WASHINGTON (Reuters) - A year ago, U.S. President Barack Obama sought to mobilize the nation behind a grand plan: fight climate change by slashing carbon pollution at home, while prodding other countries to follow.
A key part of that strategy was for the United States to stop using public money to finance the construction of most coal-fired power plants abroad, seen as one of the main causes of rising pollution from heat-trapping gases.
But a year later, momentum has stalled on the Obama administration’s plan for a global “domino effect” that would choke off financing for coal projects from public lending institutions around the world. Some key lenders continue to finance coal projects, and the Export-Import Bank of the United Stastes has put its ban on hold.
In the past year, Japan has approved funding for three major coal plants in energy-thirsty emerging markets. And Germany, typically a leader in global climate action, continues to support coal projects.
Observers say a new development bank from the BRICS group of emerging markets - Brazil, Russia, India, China and South Africa - is also unlikely to follow strict coal limits when it launches in two years.
If countries move away from coal as a fuel source, they are likely to do so for reasons other than a lack of public funding.
In 2012, according to the World Resources Institute, almost 1,200 coal-fired power plants had been proposed globally, with China and Pakistan accounting for the majority of the projects.
U.S. officials say their plan to limit public support for coal has had a global impact, with the World Bank, the European Investment Bank, the United Kingdom, the Netherlands and the Nordic countries joining the effort over the past year.
Now, the United States is trying to persuade other countries to change their export credit policies “to help level the playing field for U.S. coal-related energy exporters and bring other countries’ financing practices in line with their climate change policies,” Treasury spokeswoman Holly Shulman told Reuters.
U.S. officials have floated proposals at multilateral forums such as the G20 but have been rebuffed by Japan and Germany. U.S. Treasury officials have also discussed with China the role that public funds can play in developing less carbon-intensive energy sources.
Scott Morris, a former Treasury official for development finance, said the rapid change the United States has hoped for was never realistic.
“It’s harder to be pure, whether on climate or any other issue, in the face of domestic commercial interest,” said Morris, now a senior associate with the Washington, D.C., think tank Center for Global Development.
Even within the United States, some lawmakers, especially from coal-producing states, want to end coal project restrictions at the Export-Import Bank.
The bank has suspended its internal ban on coal plant financing until September and is mulling funding for a massive coal mine in Jharkhand, India.
Japan’s development bank, JBIC, is the world’s biggest public investor in coal projects and is likely to help India if the United States and European countries pass.
From 2007 to 2013, Japan invested $19.7 billion in coal projects overseas, according to the Natural Resources Defense Council, an environmental group.

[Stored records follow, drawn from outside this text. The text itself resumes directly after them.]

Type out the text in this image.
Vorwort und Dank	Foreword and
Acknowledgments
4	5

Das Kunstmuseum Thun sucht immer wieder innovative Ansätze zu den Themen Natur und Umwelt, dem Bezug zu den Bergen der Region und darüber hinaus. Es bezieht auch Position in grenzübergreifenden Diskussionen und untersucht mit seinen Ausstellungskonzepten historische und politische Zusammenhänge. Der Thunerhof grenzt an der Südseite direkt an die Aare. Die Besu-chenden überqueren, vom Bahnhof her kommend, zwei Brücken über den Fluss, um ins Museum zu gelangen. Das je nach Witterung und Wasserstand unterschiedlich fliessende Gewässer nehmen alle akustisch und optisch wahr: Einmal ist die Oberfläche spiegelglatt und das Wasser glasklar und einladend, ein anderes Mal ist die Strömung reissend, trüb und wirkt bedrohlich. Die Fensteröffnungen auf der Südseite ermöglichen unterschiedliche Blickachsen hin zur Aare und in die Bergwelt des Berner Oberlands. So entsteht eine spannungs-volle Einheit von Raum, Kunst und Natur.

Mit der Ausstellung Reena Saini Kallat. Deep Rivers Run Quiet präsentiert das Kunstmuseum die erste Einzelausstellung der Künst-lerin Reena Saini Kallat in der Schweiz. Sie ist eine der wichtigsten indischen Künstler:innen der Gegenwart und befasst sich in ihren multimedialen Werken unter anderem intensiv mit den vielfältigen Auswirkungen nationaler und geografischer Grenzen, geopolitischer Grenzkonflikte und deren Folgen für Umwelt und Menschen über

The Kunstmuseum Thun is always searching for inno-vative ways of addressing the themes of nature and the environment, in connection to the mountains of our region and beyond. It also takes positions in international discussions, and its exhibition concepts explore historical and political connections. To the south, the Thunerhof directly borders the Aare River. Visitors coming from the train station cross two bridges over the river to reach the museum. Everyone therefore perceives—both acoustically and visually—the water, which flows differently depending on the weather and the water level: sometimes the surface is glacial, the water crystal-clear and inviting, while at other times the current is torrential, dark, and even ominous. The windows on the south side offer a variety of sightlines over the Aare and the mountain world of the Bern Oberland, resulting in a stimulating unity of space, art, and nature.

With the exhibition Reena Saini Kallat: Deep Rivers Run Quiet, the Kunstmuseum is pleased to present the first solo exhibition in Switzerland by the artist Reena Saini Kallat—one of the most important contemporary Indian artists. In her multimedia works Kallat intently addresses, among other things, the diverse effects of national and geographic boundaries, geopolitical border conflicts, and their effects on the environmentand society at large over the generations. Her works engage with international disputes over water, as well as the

The 2011 Fukushima nuclear accident prompted Japan’s government to rely more on coal technology to boost exports and the economy, said Kimiko Hirata, international director for the Kiko Network, a climate-focused non-governmental organization.

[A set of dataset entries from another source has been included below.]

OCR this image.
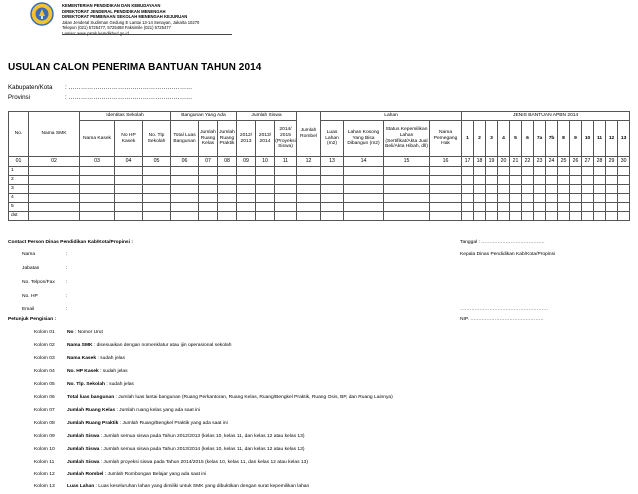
KEMENTERIAN PENDIDIKAN DAN KEBUDAYAAN
DIREKTORAT JENDERAL PENDIDIKAN MENENGAH
DIREKTORAT PEMBINAAN SEKOLAH MENENGAH KEJURUAN
Jalan Jenderal Sudirman Gedung E Lantai 13-14 Senayan, Jakarta 10270
Telepon (021) 5725477, 5725468 Faksimile (021) 5725477
Laman: www.psmk.kemdikbud.go.id
USULAN CALON PENERIMA BANTUAN TAHUN 2014
Kabupaten/Kota : ……………………………………………………
Provinsi	: ……………………………………………………
No.	Nama SMK	Identitas Sekolah			Bangunan Yang Ada			Jumlah Siswa			Jumlah Rombel	Lahan				JENIS BANTUAN APBN 2014													
		Nama Kasek	No HP Kasek	No. Tlp Sekolah	Total Luas Bangunan	Jumlah Ruang Kelas	Jumlah Ruang Praktik	2012/ 2013	2013/ 2014	2014/ 2015 (Proyeksi Siswa)		Luas Lahan (m2)	Lahan Kosong Yang Bisa Dibangun (m2)	Status Kepemilikan Lahan (Sertifikat/Akta Jual Beli/Akta Hibah, dll)	Nama Pemegang Hak	1	2	3	4	5	6	7a	7b	8	9	10	11	12	13
01	02	03	04	05	06	07	08	09	10	11	12	13	14	15	16	17	18	19	20	21	22	23	24	25	26	27	28	29	30
1																													
2																													
3																													
4																													
5																													
dst																													
Contact Person Dinas Pendidikan Kab/Kota/Propinsi :
Nama	:
Jabatan	:
No. Telpon/Fax :
No. HP	:
Email	:
Tanggal : …………………………………
Kepala Dinas Pendidikan Kab/Kota/Propinsi
………………………………………………
NIP. ………………………………………
Petunjuk Pengisian :
Kolom 01	No : Nomor Urut
Kolom 02	Nama SMK : disesuaikan dengan nomenklatur atau ijin operasional sekolah
Kolom 03	Nama Kasek : sudah jelas
Kolom 04	No. HP Kasek : sudah jelas
Kolom 05	No. Tlp. Sekolah : sudah jelas
Kolom 06	Total luas bangunan : Jumlah luas lantai bangunan (Ruang Perkantoran, Ruang Kelas, Ruang/Bengkel Praktik, Ruang Osis, BP, dan Ruang Lainnya)
Kolom 07	Jumlah Ruang Kelas : Jumlah ruang kelas yang ada saat ini
Kolom 08	Jumlah Ruang Praktik : Jumlah Ruang/Bengkel Praktik yang ada saat ini
Kolom 09	Jumlah Siswa : Jumlah semua siswa pada Tahun 2012/2013 (kelas 10, kelas 11, dan kelas 12 atau kelas 13)
Kolom 10	Jumlah Siswa : Jumlah semua siswa pada Tahun 2013/2014 (kelas 10, kelas 11, dan kelas 12 atau kelas 13)
Kolom 11	Jumlah Siswa : Jumlah proyeksi siswa pada Tahun 2014/2015 (kelas 10, kelas 11, dan kelas 12 atau kelas 13)
Kolom 12	Jumlah Rombel : Jumlah Rombongan Belajar yang ada saat ini
Kolom 13	Luas Lahan : Luas keseluruhan lahan yang dimiliki untuk SMK yang dibuktikan dengan surat kepemilikan lahan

Germany, meanwhile, is expected to publish a review of its stance on funding coal plants in October. A spokesman for the German Federal Ministry for Economic Cooperation and Development declined to provide more details.

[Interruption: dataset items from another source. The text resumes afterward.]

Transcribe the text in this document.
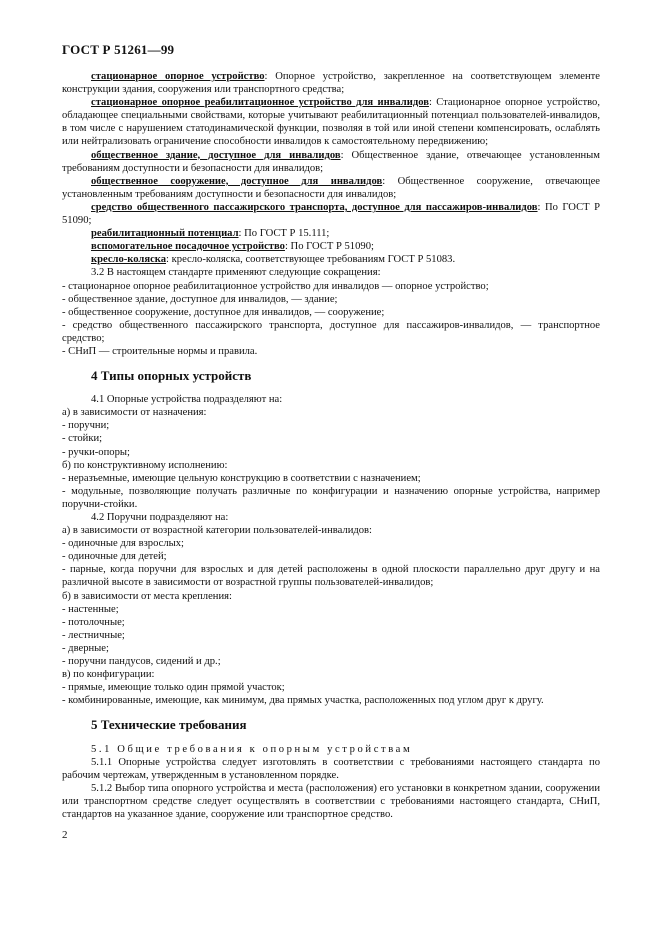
ГОСТ Р 51261—99

стационарное опорное устройство: Опорное устройство, закрепленное на соответствующем элементе конструкции здания, сооружения или транспортного средства;

стационарное опорное реабилитационное устройство для инвалидов: Стационарное опорное устройство, обладающее специальными свойствами, которые учитывают реабилитационный потенциал пользователей-инвалидов, в том числе с нарушением статодинамической функции, позволяя в той или иной степени компенсировать, ослаблять или нейтрализовать ограничение способности инвалидов к самостоятельному передвижению;

общественное здание, доступное для инвалидов: Общественное здание, отвечающее установленным требованиям доступности и безопасности для инвалидов;

общественное сооружение, доступное для инвалидов: Общественное сооружение, отвечающее установленным требованиям доступности и безопасности для инвалидов;

средство общественного пассажирского транспорта, доступное для пассажиров-инвалидов: По ГОСТ Р 51090;

реабилитационный потенциал: По ГОСТ Р 15.111;

вспомогательное посадочное устройство: По ГОСТ Р 51090;

кресло-коляска: кресло-коляска, соответствующее требованиям ГОСТ Р 51083.

3.2 В настоящем стандарте применяют следующие сокращения:

- стационарное опорное реабилитационное устройство для инвалидов — опорное устройство;

- общественное здание, доступное для инвалидов, — здание;

- общественное сооружение, доступное для инвалидов, — сооружение;

- средство общественного пассажирского транспорта, доступное для пассажиров-инвалидов, — транспортное средство;

- СНиП — строительные нормы и правила.

4 Типы опорных устройств

4.1 Опорные устройства подразделяют на:

а) в зависимости от назначения:

- поручни;

- стойки;

- ручки-опоры;

б) по конструктивному исполнению:

- неразъемные, имеющие цельную конструкцию в соответствии с назначением;

- модульные, позволяющие получать различные по конфигурации и назначению опорные устройства, например поручни-стойки.

4.2 Поручни подразделяют на:

а) в зависимости от возрастной категории пользователей-инвалидов:

- одиночные для взрослых;

- одиночные для детей;

- парные, когда поручни для взрослых и для детей расположены в одной плоскости параллельно друг другу и на различной высоте в зависимости от возрастной группы пользователей-инвалидов;

б) в зависимости от места крепления:

- настенные;

- потолочные;

- лестничные;

- дверные;

- поручни пандусов, сидений и др.;

в) по конфигурации:

- прямые, имеющие только один прямой участок;

- комбинированные, имеющие, как минимум, два прямых участка, расположенных под углом друг к другу.

5 Технические требования

5.1 Общие требования к опорным устройствам

5.1.1 Опорные устройства следует изготовлять в соответствии с требованиями настоящего стандарта по рабочим чертежам, утвержденным в установленном порядке.

5.1.2 Выбор типа опорного устройства и места (расположения) его установки в конкретном здании, сооружении или транспортном средстве следует осуществлять в соответствии с требованиями настоящего стандарта, СНиП, стандартов на указанное здание, сооружение или транспортное средство.

2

From 2006 to 2013, KfW, Germany’s state development bank, lent $3.7 billion to coal projects in Greece, India, Serbia, South Africa and Australia.
KfW said its support for coal is dwarfed by its investments in environmental protection, but added that it continues to support coal to give energy access to countries that cannot move away from fossil fuels immediately.
The World Bank and many developing countries agree, contending that there are not enough economically feasible alternatives to fossil fuels.
The Bank agreed to support new coal projects only in countries with no other options to meet energy needs, but has said a strict no-coal policy is not realistic.
For reasons of energy access, the new BRICS development bank is unlikely to have the same limits on coal lending as the World Bank.
Although public finance for coal plants will continue, some countries are trying to reduce their dependency amid domestic politics and economic pressures, analysts say.
China’s total coal production is likely to grow as its economy expands, but Beijing wants to curb the fuel’s share of its energy mix to fight air pollution.
And in India, coal projects are running into problems with economic viability, said Ashish Fernandes, a campaigner for Greenpeace.
“This kind of warning signal (on coal), as the actual reality of investing in coal plants today, is just as important as whether the BRICS bank announces new restrictions,” said Justin Guay, policy analyst with the Sierra Club.